Using this calculator a value of 10 uF gave 218 mA at ~12 VDC for 110 VAC, 60 Hz input. 50 Hz gave 180 mA.
230 VAC, 50 HZ, 4.75 uF full wave , 12 VDC gives 192 mA
A half wave circuit will give about half that.
ADDED
C1 MUST be mains rated.
BR1 can be 4 x 1N400x diodes or a mains rated bridge. (Theoretically does not need to be mains rated but ...).
Caps that are rated to connect across mains (phase-neutral) are X rated and must withstand Vrms x 1.414 PLUS expected peaks and surges and transients. They are made of sterner stuff than eg just a 230 VAC x 1.414 Volt cap for 230 VAC operation.

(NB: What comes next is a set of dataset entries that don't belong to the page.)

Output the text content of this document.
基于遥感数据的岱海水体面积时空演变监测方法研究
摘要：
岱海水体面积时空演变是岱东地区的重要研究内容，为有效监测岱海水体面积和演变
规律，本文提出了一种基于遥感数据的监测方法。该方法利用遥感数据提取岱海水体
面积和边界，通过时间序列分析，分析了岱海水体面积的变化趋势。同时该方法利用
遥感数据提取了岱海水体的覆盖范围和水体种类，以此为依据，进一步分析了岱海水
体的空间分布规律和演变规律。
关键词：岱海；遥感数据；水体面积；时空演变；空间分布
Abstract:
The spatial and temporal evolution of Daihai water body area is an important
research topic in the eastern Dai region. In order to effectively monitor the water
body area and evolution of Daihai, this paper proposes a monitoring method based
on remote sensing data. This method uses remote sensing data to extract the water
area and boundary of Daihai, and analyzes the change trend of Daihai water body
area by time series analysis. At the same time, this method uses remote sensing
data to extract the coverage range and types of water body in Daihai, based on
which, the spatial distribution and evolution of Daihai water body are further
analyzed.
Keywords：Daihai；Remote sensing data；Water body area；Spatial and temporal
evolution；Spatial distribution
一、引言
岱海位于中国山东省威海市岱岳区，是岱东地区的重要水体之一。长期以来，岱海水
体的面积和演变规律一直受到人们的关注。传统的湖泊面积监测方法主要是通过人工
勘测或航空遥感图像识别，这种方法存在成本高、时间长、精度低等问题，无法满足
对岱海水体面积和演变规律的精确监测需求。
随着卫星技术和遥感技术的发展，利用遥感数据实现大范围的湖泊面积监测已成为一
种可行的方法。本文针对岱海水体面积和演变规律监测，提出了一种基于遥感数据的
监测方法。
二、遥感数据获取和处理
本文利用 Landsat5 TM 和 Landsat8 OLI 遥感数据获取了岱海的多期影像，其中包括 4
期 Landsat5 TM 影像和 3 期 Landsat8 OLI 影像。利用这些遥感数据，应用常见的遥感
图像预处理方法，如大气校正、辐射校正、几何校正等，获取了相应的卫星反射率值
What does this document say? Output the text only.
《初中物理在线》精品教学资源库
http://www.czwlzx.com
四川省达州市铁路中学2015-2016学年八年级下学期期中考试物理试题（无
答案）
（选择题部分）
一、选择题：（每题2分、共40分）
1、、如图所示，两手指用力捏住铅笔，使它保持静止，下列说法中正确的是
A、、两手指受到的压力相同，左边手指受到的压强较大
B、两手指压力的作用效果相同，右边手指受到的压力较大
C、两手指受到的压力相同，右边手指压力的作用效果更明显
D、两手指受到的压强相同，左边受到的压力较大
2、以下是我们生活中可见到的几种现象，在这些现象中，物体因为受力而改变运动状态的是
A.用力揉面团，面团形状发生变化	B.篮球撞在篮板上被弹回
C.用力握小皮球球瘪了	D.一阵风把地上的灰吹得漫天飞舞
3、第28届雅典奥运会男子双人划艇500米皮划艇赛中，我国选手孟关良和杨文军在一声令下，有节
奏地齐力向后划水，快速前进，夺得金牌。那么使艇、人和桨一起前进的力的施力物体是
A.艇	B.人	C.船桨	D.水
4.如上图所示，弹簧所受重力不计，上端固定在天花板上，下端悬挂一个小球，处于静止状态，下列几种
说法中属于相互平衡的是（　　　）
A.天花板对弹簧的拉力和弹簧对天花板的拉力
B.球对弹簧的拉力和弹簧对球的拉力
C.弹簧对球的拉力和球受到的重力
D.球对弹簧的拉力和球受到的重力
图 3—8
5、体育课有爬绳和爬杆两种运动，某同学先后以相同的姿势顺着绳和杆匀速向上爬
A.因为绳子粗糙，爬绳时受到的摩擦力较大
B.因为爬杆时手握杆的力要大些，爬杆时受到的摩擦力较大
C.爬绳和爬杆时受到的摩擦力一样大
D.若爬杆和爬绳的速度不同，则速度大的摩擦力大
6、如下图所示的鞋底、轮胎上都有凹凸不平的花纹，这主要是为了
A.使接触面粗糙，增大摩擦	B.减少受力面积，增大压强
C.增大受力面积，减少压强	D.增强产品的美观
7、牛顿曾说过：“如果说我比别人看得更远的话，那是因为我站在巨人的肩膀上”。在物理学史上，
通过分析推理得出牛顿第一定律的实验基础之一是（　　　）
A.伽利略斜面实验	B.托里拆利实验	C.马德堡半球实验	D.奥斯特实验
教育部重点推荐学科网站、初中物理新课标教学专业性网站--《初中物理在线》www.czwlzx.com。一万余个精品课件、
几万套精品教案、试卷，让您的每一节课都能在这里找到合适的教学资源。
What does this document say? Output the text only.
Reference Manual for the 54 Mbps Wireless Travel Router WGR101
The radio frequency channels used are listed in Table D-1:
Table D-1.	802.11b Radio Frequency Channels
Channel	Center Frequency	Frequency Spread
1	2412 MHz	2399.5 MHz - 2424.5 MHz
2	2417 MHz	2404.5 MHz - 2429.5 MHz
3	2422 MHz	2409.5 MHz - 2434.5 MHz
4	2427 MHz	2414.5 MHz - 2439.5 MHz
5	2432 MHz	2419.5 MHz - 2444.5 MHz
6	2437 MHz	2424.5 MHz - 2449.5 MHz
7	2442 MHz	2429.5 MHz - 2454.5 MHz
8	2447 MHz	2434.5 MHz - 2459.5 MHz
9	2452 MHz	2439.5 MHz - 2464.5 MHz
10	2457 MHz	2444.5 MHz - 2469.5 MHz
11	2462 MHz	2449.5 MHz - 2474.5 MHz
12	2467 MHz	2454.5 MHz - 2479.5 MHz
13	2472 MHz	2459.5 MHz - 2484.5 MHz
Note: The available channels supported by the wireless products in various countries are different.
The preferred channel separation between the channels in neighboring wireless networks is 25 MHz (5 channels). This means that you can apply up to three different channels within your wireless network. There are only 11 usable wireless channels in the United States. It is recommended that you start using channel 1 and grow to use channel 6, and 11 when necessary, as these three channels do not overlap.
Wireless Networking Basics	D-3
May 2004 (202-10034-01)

Caps that are designed to operate from mains to ground (eg phase-ground) are Y rated - a lesser but still demanding requirement.
Best Answer
How confident are you that your rectified mains voltage will be exactly 310V?
How confident are you that 100 LEDs in series will have a voltage drop of exactly 310V?
Have you read the datasheet? What is the Forward Voltage tolerance specification?
What if your mains is actually 315V and/or your string of LEDs adds up to 308V?
LEDs need current limiting - they are not voltage-driven devices.